Permission Slips

Hartlepool’s stunning Marina

Notes on walks, listening, and who really gets to use space

Picture this.

We’re known locally for activating community spaces.
We’ve even been held up — slightly awkwardly — as examples of how to do this kind of work well.

We do things properly.

Risk assessments.
Insurance.
Safeguarding.
Cross the t’s. Dot the i’s.

All sensible. All necessary.

But it starts to feel faintly ridiculous when you realise what we’re actually planning.

Not a residential.
Not climbing or kayaking.
Not anything high risk.

Just a walk.



We’re taking a group of Year 4 children from Eskdale Primary School to visit a nearby space and ask what they think.

What they notice.
What feels good.
What doesn’t.
What they’d change.

Nothing fancy.

Just a walk and a conversation.

Some of them have never been to this part of town before.

Which always surprises me, because it’s not that far away.

But that’s how place works.

You don’t know what you don’t know.

Even “free” destinations aren’t really free once you factor in buses, lifts, parking, lunch money, the small costs that quietly add up.

Your world can become — or stay — very small without you realising.

Sometimes the most useful thing you can do isn’t build anything new.

It’s just widen the map a little.



And yet, before we even step outside, there’s paperwork.

Risk assessments.
Liability conversations.
Public liability insurance.
Emails about who is responsible for what patch of grass.

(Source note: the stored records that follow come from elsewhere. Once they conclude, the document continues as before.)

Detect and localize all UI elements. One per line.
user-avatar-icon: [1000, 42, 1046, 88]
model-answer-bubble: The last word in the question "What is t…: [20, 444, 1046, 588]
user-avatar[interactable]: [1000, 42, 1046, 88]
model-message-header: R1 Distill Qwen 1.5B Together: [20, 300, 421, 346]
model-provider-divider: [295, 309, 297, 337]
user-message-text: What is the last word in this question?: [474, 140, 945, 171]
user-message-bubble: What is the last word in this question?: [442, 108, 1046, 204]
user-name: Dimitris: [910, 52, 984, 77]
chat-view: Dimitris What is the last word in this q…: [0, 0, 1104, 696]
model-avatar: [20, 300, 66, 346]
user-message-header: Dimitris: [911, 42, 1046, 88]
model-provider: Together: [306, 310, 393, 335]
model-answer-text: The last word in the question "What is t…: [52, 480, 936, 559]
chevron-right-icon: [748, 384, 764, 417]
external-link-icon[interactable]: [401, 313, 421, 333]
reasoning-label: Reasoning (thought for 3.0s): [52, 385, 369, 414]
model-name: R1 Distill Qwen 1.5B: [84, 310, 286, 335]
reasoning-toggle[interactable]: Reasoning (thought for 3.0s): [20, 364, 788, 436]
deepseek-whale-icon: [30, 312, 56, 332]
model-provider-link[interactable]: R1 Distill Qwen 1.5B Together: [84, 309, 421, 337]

Listening, apparently, carries risk.

Then comes the stranger question:

Who actually owns the land we’re walking on?

Not fenced-off fields.
Not private property.

Just the everyday bits of town hundreds of people use every day.

Paths. Verges. The edge of a park. The space between school and shops.

Public in every practical sense.

But once you need formal permission, things get fuzzy.

Council?
School?
Housing?
Someone else?

No one’s quite sure.

It’s strange how quickly “just a walk” turns into emails, phone calls, and a small detective story about land ownership.

All before you’ve even stepped outside.



The irony is, the reason we’re doing this walk at all comes from the insight we’ve been gathering with young people and families.

And the story isn’t what most systems expect.

At Eskdale, the children helped design the questions themselves.

What came back wasn’t “we’re inactive”.

It was something else entirely.

Families walking the dog twice a day.
Kids scootering to school.
Parents on their feet all shift.
Grandparents walking to the shops.

Movement everywhere.

Just not the kind that shows up in participation statistics.

Barriers weren’t motivation.

They were time, confidence, dignity — and narrow ideas about what “counts” as activity

One conversation our community researcher Gareth shared has stuck with me.

Three girls talking about PE.

Not “I don’t like sport.”

“I don’t like PE because we’re not allowed to wear a hoodie outside.”

Not performance.
Not effort.

Dignity.

Feeling comfortable.
Feeling exposed.

Small things that quietly say:
this isn’t really for you.



With the Wadokai group — slightly older kids — the lens shifted again.

They didn’t talk about facilities first.

They talked about signals.

Litter.
Broken glass.
Noise.
Dog mess.
Spaces that felt uncared for.

Places that technically exist… but don’t invite you in.

You could almost hear the calculation happening as they described their doorstep:

Is this place for me or not?

Positive memories were often somewhere else in town.

Not the spaces right outside their front door.

Nature — trees, grass, green bits — was one of the few things that consistently felt welcoming



The more we listened, the more a simple idea kept surfacing.

Not access.

Not provision.

Permission.

Permission to step outside.
Permission to hang around.
Permission to try something.
Permission to feel like you belong.

Most people are already moving.

They’re already doing their best with the conditions they’ve got.

The work isn’t persuading them to change.

It’s making spaces feel like they’re theirs in the first place



Which brings me back to the paperwork.

Because here we are, as adults, needing permission too.

Permission to walk.
Permission to listen.
Permission to ask children what they think about their own streets.

Different level.

Same pattern.

It’s hard not to be bemused by the symmetry.

We spend weeks talking about helping young people feel confident enough to use space…

…while we’re filling in forms just to step into it ourselves.



Maybe the first step in place-based work isn’t a programme or an intervention.

Maybe it’s simpler.

Maybe it’s just removing friction.

Making it easy to step outside.

Making it obvious you’re welcome.

Sometimes that starts with a park.

Sometimes with a conversation.

Sometimes with nothing more complicated than a walk.